The crude oil market traded mixed on Thursday, retreating from an early rally built on weakness in the US Dollar and hopes for improved fuel demand in China after COVID-19 curbs were eased in two major Chinese cities.

Brent crude futures settled 9 cents lower at $86.88 a barrel, while the US West Texas Intermediate (WTI) crude futures settled 67 cents higher at $81.22 a barrel.

The shift in China’s zero-COVID strategy raised optimism about a recovery in oil demand there. The cities of Guangzhou and Chongqing announced an easing of COVID curbs on Wednesday.

Demonstrations in the world’s largest oil importer, which spread over the weekend to Shanghai, Beijing and elsewhere, have become a show of public defiance unprecedented since President Xi Jinping came to power in 2012.

The southwestern city of Chongqing will allow close contact with people with COVID-19 who meet certain conditions to quarantine at home.

Guangzhou, near Hong Kong, also announced an easing of curbs, but with record numbers of cases nationwide, there seems little prospect of a major reversal in the zero-COVID policy.

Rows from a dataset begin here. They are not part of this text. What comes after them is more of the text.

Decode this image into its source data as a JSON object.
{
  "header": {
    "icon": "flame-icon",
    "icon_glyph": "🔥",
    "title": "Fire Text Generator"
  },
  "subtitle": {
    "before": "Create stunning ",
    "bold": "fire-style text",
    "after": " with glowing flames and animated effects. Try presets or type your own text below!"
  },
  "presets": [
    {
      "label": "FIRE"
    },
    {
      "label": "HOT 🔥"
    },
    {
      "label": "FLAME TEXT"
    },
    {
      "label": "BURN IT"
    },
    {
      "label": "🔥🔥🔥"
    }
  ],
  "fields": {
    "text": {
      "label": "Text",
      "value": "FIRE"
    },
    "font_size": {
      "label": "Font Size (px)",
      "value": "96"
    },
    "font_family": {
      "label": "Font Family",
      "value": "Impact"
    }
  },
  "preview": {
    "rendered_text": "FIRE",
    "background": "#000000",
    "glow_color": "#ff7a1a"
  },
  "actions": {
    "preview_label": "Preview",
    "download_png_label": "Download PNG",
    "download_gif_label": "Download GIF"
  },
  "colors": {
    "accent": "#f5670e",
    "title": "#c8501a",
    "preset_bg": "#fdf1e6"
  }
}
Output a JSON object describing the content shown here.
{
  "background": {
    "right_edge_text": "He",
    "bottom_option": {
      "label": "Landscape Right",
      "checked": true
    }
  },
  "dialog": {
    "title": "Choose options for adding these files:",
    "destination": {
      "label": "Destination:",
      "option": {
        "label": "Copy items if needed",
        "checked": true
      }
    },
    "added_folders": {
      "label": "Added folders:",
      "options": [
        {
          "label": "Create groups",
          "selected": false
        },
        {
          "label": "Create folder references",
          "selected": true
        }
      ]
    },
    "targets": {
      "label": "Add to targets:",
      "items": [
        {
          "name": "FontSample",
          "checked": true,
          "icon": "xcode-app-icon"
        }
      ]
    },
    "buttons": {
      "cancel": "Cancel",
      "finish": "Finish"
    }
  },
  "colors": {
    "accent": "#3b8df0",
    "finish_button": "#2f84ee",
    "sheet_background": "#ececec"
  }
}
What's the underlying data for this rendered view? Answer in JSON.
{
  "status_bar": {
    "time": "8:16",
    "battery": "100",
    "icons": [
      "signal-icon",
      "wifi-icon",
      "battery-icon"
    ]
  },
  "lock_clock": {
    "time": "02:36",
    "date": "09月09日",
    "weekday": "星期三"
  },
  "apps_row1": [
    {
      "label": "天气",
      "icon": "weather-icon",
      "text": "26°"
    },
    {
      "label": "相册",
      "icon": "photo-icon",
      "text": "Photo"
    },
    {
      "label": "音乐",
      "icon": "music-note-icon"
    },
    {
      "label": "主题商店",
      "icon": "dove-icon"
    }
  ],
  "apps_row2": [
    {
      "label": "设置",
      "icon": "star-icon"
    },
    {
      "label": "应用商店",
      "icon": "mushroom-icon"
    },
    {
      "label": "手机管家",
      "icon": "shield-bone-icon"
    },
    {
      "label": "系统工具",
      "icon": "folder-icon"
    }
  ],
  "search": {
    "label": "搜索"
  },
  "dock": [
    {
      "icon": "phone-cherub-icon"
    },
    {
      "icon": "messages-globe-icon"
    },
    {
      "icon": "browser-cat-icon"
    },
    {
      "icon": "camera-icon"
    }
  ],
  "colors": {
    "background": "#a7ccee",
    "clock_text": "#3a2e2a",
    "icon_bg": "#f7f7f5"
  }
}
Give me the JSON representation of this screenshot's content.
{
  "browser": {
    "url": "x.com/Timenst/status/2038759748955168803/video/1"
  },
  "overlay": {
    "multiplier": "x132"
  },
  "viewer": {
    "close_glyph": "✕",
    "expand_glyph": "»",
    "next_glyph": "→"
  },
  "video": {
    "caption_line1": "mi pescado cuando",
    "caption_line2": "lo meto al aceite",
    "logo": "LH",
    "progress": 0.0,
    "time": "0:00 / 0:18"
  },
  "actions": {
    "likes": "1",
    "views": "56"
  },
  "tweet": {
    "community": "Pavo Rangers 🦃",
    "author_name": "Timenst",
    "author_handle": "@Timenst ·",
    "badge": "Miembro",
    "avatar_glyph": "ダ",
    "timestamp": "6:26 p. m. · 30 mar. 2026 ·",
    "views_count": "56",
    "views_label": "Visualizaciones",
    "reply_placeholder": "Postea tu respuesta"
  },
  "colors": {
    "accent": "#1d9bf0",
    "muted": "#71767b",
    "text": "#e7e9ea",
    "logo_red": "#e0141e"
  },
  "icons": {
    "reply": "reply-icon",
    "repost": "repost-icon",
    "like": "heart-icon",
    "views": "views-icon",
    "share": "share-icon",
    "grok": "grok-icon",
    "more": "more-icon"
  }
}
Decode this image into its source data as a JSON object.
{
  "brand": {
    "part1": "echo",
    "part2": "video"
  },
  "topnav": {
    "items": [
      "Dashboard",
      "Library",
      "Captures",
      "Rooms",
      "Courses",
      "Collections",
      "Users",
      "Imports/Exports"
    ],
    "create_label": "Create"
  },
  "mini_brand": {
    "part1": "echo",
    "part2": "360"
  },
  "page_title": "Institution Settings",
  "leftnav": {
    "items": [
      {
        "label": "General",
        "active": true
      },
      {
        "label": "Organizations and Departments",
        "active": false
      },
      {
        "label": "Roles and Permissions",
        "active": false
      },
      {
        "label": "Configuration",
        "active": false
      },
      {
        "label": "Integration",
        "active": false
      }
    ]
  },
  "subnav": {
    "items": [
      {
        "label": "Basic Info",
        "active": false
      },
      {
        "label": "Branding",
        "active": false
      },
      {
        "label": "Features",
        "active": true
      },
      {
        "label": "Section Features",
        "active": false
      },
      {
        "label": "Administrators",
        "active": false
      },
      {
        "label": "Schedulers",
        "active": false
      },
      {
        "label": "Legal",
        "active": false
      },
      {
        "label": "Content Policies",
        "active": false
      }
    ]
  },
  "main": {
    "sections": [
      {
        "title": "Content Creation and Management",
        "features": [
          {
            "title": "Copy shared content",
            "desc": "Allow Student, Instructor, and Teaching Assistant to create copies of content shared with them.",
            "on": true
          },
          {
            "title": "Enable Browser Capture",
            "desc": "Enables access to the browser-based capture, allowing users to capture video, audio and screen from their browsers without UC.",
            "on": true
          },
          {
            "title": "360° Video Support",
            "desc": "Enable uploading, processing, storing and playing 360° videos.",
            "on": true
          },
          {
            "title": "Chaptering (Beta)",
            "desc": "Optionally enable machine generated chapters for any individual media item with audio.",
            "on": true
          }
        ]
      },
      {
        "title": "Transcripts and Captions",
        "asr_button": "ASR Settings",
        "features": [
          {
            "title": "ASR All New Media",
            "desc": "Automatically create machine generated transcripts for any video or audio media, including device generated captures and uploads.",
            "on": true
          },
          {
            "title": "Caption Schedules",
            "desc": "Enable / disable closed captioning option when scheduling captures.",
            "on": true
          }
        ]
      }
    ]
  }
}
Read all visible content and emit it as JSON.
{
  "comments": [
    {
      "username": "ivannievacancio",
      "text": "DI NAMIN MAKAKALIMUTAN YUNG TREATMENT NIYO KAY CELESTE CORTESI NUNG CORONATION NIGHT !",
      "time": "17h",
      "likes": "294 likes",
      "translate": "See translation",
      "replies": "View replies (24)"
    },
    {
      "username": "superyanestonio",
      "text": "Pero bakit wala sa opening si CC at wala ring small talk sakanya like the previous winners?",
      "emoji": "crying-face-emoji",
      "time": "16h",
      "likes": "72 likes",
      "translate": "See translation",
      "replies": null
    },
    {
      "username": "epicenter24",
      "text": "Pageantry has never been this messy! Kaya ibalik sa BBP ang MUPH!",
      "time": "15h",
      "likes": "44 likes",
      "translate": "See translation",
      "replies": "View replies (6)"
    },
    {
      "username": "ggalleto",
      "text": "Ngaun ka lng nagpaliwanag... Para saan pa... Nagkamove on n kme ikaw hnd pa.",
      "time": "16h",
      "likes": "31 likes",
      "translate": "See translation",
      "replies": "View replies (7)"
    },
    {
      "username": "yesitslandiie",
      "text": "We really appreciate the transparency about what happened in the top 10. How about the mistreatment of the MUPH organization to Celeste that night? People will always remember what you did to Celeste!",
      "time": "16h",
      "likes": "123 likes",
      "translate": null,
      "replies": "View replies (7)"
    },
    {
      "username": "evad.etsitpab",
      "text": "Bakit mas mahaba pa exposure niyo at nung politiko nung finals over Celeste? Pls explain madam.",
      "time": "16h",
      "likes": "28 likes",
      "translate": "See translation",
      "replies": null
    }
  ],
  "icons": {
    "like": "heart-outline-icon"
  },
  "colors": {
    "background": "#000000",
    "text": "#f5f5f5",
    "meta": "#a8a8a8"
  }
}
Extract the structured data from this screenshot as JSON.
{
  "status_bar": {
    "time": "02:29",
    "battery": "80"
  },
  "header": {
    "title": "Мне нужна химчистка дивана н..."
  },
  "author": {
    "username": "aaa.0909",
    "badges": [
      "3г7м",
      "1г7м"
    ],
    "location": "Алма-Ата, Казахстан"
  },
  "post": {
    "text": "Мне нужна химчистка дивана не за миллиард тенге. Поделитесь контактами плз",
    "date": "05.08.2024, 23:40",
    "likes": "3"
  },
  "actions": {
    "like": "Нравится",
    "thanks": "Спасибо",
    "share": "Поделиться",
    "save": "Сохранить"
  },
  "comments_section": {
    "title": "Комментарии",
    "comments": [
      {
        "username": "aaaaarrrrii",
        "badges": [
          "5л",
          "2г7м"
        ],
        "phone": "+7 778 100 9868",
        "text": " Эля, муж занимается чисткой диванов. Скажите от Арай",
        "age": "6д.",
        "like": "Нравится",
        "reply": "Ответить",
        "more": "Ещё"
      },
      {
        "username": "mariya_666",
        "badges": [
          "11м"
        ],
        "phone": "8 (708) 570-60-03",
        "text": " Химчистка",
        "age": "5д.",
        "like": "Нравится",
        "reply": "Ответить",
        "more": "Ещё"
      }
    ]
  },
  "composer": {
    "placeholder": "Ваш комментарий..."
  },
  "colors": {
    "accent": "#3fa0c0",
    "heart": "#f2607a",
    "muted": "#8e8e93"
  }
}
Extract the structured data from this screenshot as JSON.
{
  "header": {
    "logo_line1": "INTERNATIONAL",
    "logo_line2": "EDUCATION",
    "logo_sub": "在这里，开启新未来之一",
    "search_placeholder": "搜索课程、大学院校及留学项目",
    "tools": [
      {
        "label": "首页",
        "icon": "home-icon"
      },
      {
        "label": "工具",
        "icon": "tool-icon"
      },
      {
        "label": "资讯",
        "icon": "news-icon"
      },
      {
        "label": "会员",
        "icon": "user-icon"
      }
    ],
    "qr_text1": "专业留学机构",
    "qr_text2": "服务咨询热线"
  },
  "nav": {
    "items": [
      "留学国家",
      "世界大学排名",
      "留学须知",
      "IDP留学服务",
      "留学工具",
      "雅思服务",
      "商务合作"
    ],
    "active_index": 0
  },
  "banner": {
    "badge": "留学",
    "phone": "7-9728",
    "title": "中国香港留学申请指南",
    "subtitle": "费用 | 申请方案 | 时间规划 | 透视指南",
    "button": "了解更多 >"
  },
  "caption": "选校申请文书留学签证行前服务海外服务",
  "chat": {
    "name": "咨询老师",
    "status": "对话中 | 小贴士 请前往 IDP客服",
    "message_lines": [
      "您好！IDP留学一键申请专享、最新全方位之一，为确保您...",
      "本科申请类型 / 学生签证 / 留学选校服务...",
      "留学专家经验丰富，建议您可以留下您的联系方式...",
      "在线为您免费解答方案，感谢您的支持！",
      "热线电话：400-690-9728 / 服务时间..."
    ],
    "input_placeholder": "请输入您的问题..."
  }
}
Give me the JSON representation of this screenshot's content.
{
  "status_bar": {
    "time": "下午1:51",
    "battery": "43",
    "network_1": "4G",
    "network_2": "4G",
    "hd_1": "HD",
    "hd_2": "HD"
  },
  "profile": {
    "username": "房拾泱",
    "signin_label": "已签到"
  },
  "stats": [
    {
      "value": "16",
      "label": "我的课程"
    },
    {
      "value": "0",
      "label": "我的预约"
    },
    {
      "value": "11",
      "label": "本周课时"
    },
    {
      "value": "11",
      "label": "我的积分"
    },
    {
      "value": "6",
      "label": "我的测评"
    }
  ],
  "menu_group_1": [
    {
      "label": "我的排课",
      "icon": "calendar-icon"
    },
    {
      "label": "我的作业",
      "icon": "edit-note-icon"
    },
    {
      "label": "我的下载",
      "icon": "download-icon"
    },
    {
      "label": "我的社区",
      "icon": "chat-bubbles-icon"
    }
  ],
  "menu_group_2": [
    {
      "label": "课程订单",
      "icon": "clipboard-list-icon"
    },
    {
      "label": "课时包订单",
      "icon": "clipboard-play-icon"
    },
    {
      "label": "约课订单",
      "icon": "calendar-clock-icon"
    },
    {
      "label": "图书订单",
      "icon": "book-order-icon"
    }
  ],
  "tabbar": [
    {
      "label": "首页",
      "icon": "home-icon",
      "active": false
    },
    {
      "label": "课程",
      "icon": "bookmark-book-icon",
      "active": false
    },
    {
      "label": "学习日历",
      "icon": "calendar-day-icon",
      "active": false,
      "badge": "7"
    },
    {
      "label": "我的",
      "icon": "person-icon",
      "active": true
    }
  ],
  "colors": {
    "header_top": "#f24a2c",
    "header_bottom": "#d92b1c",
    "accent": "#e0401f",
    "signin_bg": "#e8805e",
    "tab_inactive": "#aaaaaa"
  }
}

Oil was however supported through most of Thursday’s session by a slump in the dollar index to its lowest since August after the US Federal Reserve Chair Jerome Powell said rate hikes could slow this month.

A weaker dollar makes oil cheaper for other currency holders.

The greenback dipped to 16-week lows against a basket of major currencies on Thursday after data showed that US consumer spending increased solidly in October while inflation moderated, adding to expectations that the Federal Reserve is closer to reaching a peak in interest rates.

Mr Powell said on Wednesday that it was time to slow rate hikes, noting that slowing down at this point is a good way to balance the risks.

The prospect of a lower price cap on Russian oil is also lending support, analysts said. European Union governments tentatively agreed on Thursday on a $60 cap on Russian sea-borne oil.

Meanwhile, the market will await what the meeting of the Organisation of the Petroleum Exporting Countries (OPEC) and allies, OPEC+, will bring come December 4, although a policy change is seen as unlikely.

“OPEC+ would rather sit on the bench at this time and assess the outcome of what happens on Monday,” an unnamed source told the news agency, Reuters, this week.

OPEC also made a meeting of its ministers planned for Saturday a virtual gathering, and OPEC+ cancelled a meeting of oil market experts, the Joint Technical Committee, that had been scheduled for Friday.